Nach vor kurzem veröffentlichten Trendstudien ersetzen IT und Automatisierungstechnik zunehmend bisher mechanisch realisierte Funktionen von Maschinen und Anlagen. Dies macht deren Engineering immer komplexer. Was folgt daraus für die Automatisierer?

Laut der Studie ist damit zu rechnen, dass der Herstellkostenanteil der Mechanik auch in den kommenden Jahren abnimmt. Nach Einschätzung der befragten Firmen werden IT und Automatisierungstechnik weiter an Bedeutung gewinnen, vor allem hinsichtlich der Wettbewerbsfähigkeit. Jedes zweite Unternehmen geht davon aus, dass sich Software, IT-Hardware und Elektrotechnik bis 2015 zu unentbehrlichen Elementen im Produktbaukasten des deutschen Maschinen- und Anlagenbaus entwickeln.

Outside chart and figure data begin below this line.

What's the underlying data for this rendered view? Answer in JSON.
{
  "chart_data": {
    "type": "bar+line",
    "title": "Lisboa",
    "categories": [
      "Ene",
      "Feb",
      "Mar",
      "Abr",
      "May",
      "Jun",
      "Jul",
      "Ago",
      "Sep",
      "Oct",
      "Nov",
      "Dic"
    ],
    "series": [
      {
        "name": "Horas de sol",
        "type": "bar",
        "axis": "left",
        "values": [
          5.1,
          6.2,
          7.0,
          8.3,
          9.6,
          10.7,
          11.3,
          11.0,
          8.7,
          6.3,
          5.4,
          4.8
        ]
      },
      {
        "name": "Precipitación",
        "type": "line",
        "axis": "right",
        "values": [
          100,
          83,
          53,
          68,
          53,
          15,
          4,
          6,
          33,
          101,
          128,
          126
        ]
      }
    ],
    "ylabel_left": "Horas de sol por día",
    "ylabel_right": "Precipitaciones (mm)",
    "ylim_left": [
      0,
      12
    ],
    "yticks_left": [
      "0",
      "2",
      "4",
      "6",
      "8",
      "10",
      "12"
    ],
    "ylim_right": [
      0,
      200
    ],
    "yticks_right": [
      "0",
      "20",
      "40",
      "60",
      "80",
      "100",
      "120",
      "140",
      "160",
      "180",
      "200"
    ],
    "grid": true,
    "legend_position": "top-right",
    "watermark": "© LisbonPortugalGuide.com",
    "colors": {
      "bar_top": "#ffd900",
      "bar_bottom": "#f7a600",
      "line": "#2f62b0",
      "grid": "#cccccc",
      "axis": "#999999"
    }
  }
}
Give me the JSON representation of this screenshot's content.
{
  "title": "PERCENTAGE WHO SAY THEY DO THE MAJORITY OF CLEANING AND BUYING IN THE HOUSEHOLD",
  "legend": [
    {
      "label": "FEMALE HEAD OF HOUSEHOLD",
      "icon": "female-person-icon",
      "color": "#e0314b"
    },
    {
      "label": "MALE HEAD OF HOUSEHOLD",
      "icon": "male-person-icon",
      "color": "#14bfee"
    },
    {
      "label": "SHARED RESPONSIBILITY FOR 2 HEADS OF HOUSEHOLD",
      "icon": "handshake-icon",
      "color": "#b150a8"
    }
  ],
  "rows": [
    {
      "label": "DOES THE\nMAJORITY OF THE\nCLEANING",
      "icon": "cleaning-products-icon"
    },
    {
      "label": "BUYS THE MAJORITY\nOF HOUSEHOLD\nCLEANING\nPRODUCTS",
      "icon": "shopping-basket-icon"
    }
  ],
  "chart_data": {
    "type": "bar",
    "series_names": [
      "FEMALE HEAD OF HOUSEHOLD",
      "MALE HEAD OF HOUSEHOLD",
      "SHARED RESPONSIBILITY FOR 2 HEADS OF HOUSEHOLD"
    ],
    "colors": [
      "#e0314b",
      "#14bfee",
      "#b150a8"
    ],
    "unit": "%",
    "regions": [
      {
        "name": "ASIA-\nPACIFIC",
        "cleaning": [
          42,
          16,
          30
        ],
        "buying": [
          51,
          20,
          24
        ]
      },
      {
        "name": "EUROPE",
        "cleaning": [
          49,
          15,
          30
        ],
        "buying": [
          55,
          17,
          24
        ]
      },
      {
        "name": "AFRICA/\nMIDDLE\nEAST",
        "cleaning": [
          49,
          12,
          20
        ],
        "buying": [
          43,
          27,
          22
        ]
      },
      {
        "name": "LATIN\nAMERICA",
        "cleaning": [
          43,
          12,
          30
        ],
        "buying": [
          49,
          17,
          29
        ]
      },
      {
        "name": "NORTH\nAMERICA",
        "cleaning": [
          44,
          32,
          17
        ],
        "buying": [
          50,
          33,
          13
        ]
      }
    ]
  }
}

Der Produktwandel beeinflusst der Studie zufolge auch die künftige Zusammensetzung der Entwicklungsabteilungen im Maschinen- und Anlagenbau: Arbeiten heute im Schnitt noch fast 80 Prozent der Entwickler an mechanischen Komponenten, wird dieser Anteil in den nächsten drei Jahren zurückgehen. Die befragten Unternehmen erwarten, dass bereits 2015 durchschnittlich 25 Prozent der Entwickler für IT und Automatisierungstechnik zuständig sein werden. Weil drei Viertel der Unternehmen außerdem einen Stellenzuwachs im gesamten Entwicklungsbereich prognostizieren, führt dieser Trend laut VDMA zu einer überproportionalen Nachfrage nach geeigneten Fachkräften für IT und Automatisierungstechnik.

Problem durch Fachkräftemangel

Den Fachkräftemangel hat die Studie als wichtigsten Hemmschuh bei der Entwicklung von IT und Automatisierungstechnik identifiziert: 47 Prozent der Befragten bezeichneten die Personalverfügbarkeit als Problem, 32 Prozent den Know-how- und Technologie-Transfer, 18 Prozent die Aus- und Weiterbildung und 13 Prozent die IT-Forschung im industriellen Umfeld. 65 Prozent der Befragten haben unbesetzte Stellen in ihren Entwicklungsabteilungen.

Wegen des Engpasses bei den eigenen IT- und Automatisierungs-Fachkräften neigen die Maschinenhersteller laut der Studie dazu, Lieferanten und Kooperationspartner stärker in die Produktentwicklung und Fertigung einzubinden. Nachdem vor vier Jahren nur 89 Prozent der Befragten teilweise oder überwiegend die Chance genutzt haben, IT und Automatisierungstechnik hinzuzukaufen, befürworten dies jetzt 92 Prozent. Der zugleich von 11 auf 8 Prozent gesunkene Anteil der Unternehmen, die auf entsprechende Zukäufe verzichten, ist ausschließlich auf die steigende Anzahl von Firmen zurückzuführen, die nicht nur teilweise, sondern überwiegend auf eine Zukaufs-Strategie setzen.

Von diesem Sinneswandel profitieren laut der Studie besonders deutsche IT- und Automatisierungstechnik-Anbieter: Mehr als 80 Prozent der Befragten kaufen derzeit entsprechende Lösungen in Deutschland ein - im Jahr 2008 waren es nur 64 Prozent. Weltweit nach Produkten zu suchen, ist dagegen nur für 15 Prozent der Teilnehmer eine Option - vor vier Jahren betraf dies noch 17 Prozent. Ob der Trend anhält, bleibt dem VDMA zufolge abzuwarten.